The world we have lost.
The C17th “Dutch House” stood on the corner of Bristol’s High Street & Broad St. Saved by the Lord Mayor from traffic engineers in 1900, it was badly damaged but not destroyed by bombs on 24 Nov 1940. It was needlessly demolished 3 days later. pic.twitter.com/givnL8CVtp
— createstreets (@createstreets) March 27, 2021
Examples include the Dutch House in Bristol; Albion Congregational Church in Hull; Bedford Circus in Exeter; and the first Birmingham Central Library.
But is there any point in looking backwards? It’s a question that the authors of the thread ask themselves:
Think what an asset these lost buildings would have been in the 21st century. If they’d survived, they’d be all over the glossy marketing material promoting their respective cities — becoming anchor points for tourism and regeneration. Certainly, they’d be protected by law and, most likely, they’d have been repaired, restored and scraped-clean of decades of soot.
In terms of economic development and human well-being, they’d have repaid the money invested in them many times over.

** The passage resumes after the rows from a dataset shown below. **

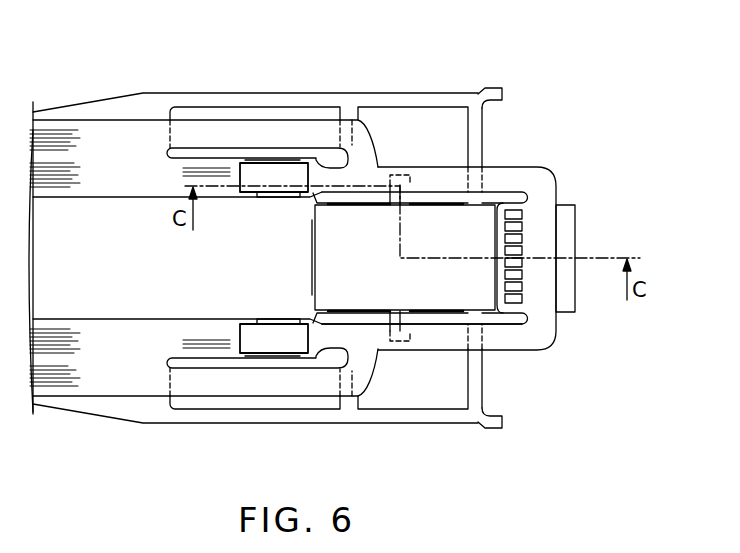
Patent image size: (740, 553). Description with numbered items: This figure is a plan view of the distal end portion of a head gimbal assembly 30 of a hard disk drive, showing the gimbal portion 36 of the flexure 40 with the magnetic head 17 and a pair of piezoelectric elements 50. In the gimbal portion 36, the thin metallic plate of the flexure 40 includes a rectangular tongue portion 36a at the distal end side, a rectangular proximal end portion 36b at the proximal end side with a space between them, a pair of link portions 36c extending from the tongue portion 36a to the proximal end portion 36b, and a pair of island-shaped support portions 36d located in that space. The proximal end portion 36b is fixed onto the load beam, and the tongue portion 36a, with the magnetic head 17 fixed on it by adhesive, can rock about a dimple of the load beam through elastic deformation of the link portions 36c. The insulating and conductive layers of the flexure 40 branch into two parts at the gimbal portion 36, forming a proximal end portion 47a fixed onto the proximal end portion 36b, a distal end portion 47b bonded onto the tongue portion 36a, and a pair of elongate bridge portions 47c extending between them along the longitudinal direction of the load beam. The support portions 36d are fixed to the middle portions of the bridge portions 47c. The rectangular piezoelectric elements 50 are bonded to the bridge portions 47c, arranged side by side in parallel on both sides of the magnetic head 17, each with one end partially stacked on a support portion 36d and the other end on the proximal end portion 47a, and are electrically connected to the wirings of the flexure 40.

The head gimbal assembly (HGA) 30 is at (80, 80).
The gimbal portion 36 is at (291, 80).
The tongue portion 36a is at (432, 302).
The proximal end portion 36b is at (240, 192).
The link portions 36c is at (420, 100).
The island-shaped support portions 36d is at (340, 147).
The magnetic head 17 is at (428, 222).
The flexure 40 is at (532, 282).
The proximal end portion 47a is at (228, 190).
The distal end portion 47b is at (538, 235).
The bridge portions 47c is at (248, 158).
The piezoelectric elements 50 is at (283, 180).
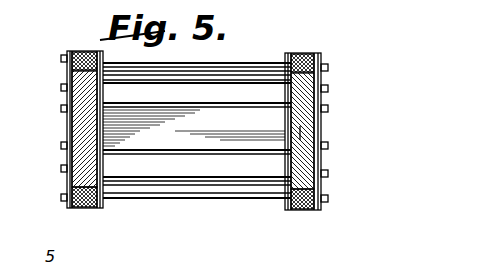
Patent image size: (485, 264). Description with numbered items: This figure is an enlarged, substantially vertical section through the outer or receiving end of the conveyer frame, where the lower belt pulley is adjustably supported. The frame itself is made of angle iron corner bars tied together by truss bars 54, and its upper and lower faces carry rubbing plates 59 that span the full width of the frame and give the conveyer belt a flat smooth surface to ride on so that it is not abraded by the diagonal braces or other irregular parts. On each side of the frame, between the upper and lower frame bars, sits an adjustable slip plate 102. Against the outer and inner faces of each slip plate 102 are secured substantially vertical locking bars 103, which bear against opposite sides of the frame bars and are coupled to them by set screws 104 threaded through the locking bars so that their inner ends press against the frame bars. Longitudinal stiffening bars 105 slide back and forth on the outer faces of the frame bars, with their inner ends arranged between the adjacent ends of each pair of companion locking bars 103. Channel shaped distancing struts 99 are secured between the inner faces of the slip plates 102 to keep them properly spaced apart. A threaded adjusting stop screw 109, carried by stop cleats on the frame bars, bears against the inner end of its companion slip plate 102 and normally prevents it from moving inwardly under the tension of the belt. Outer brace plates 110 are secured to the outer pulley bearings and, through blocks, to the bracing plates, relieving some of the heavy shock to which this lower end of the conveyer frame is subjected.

The truss bars 54 is at (202, 79).
The rubbing plates 59 is at (246, 70).
The channel shaped distancing struts 99 is at (262, 150).
The slip plate 102 is at (100, 163).
The locking bars 103 is at (100, 208).
The set screws 104 is at (63, 96).
The stiffening bars 105 is at (302, 56).
The adjusting stop screw 109 is at (300, 133).
The outer brace plates 110 is at (70, 131).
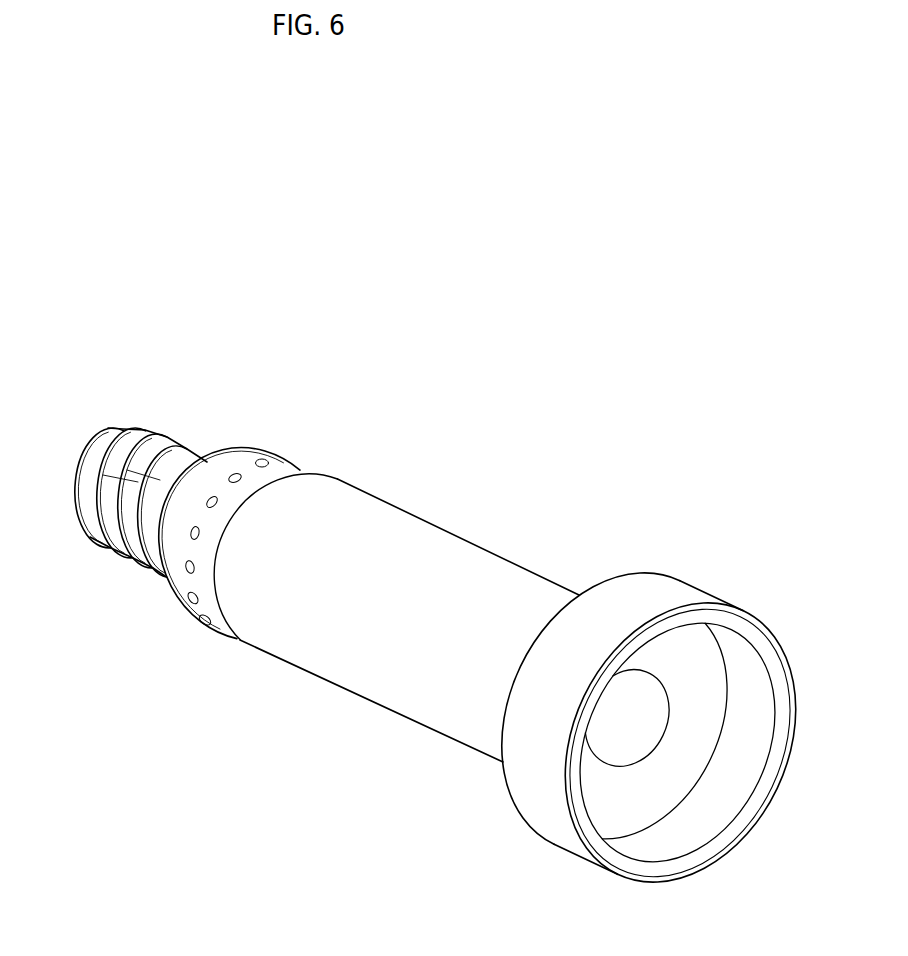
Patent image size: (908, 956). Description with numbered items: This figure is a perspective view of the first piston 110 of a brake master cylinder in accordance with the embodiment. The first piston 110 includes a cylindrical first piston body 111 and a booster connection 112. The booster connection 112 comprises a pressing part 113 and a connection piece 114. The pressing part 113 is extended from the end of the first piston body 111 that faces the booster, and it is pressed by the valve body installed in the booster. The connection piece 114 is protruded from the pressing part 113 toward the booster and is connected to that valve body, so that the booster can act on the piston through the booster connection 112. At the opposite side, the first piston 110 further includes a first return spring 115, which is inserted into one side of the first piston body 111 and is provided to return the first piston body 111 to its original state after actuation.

The first piston 110 is at (310, 311).
The first piston body 111 is at (380, 557).
The booster connection 112 is at (808, 522).
The pressing part 113 is at (697, 703).
The connection piece 114 is at (730, 620).
The first return spring 115 is at (148, 445).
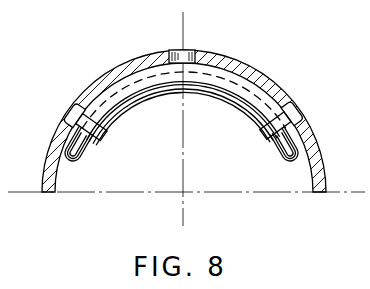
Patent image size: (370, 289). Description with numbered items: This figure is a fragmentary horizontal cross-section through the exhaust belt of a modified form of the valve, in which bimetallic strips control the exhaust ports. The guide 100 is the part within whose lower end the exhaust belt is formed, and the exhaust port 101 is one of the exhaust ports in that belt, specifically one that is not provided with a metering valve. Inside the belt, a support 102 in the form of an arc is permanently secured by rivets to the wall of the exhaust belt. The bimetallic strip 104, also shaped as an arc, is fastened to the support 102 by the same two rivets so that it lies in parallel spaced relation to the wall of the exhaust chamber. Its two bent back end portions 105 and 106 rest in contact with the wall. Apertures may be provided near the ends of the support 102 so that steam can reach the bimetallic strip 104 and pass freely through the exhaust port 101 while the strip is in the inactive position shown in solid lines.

The guide 100 is at (275, 93).
The exhaust port 101 is at (183, 54).
The support 102 is at (152, 100).
The bimetallic strip 104 is at (226, 88).
The bent back end portion 105 is at (76, 158).
The bent back end portion 106 is at (287, 152).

As it is, their destruction didn’t just rob us of the past, but also the better future that might have been.
In any case, there’s nothing wrong with nostalgia. For a start it might prod us to rebuild what we destroyed. As Ed West argues here that’s something that cities like Warsaw have done successfully.
Of course, that’s not always possible — not if the site is occupied and the money lacking. But there is something that we can always do and that is to remember. Just as we put up blue plaques on the houses where great people once lived, we should do the same wherever great buildings once stood.
This is done here-and-there, on sites of special historical significance, but we should do it systematically. Wherever our architectural inheritance was needlessly erased we should commemorate it in situ. Each plaque should provide some visual representation of the lost building, so that it can be compared to what we replaced it with; and it should also tell us who built it, who destroyed it and why.
Even if we can’t reverse the mistakes of the recent past, we can remind ourselves not to repeat them.